Of course, poison immunity is common, so it's important to have other options anyway.

Flurry hunters were damn scary with the old toxicologist backing them up in high level play.

That said, poison immunity being common is a bit misleading. It is ubiquitous to some creature types that are numerous, but you aren't necessarily going to be fighting heaps of those creature types outside of a campaign centred around them.

It is in fact quite common for the majority of creatures in APs to not be immune to poison (bloodlords being an exception)

But yeah other than that my groups never struggled to understand poison rules outside of my forgetting whether they triggered at the start of a turn or the end of a turn early on. really quite like how they work, and virulent afflictions are damn scary.

Grand Lodge

Agonarchy wrote:
kaid wrote:
Agonarchy wrote:

The poison system basically encourages pounding in as many exposures as possible as fast as possible. This makes them very powerful against single, vulnerable targets, but harder to use in more general conflict, especially because it's hard for a non-monster to actually have that many doses on hand and is action-costly to apply them over and over.

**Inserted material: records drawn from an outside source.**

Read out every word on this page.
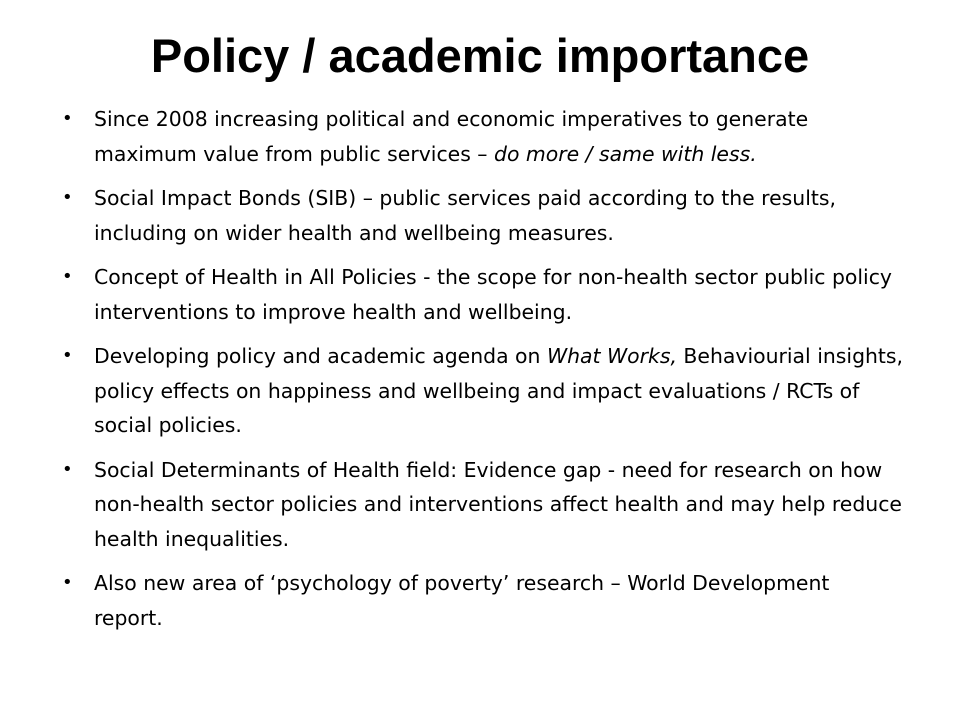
Policy / academic importance
• Since 2008 increasing political and economic imperatives to generate maximum value from public services – do more / same with less.
• Social Impact Bonds (SIB) – public services paid according to the results, including on wider health and wellbeing measures.
• Concept of Health in All Policies - the scope for non-health sector public policy interventions to improve health and wellbeing.
• Developing policy and academic agenda on What Works, Behaviourial insights, policy effects on happiness and wellbeing and impact evaluations / RCTs of social policies.
• Social Determinants of Health field: Evidence gap - need for research on how non-health sector policies and interventions affect health and may help reduce health inequalities.
• Also new area of ‘psychology of poverty’ research – World Development report.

Of course, poison immunity is common, so it's important to have other options anyway.

The poison immunity thing is why the tox alchemists are some of the few who will make a lot of use of them as their poisons basically are poison/acid so should always be able to do something.

Yes, and I wish it were available to other poison users, even if it's costly.

Oddly enough, before I had ever gotten involved in Pathfinder, I had the exact same poison to acid mechanic for a 5E homebrew class I was working on. I was *very* happy to see that Pathfinder beat me to the punch.

Wait! Are you saying Pathfinder spiked the punch with Poison/Acid?! No wonder my cups kept dissolving!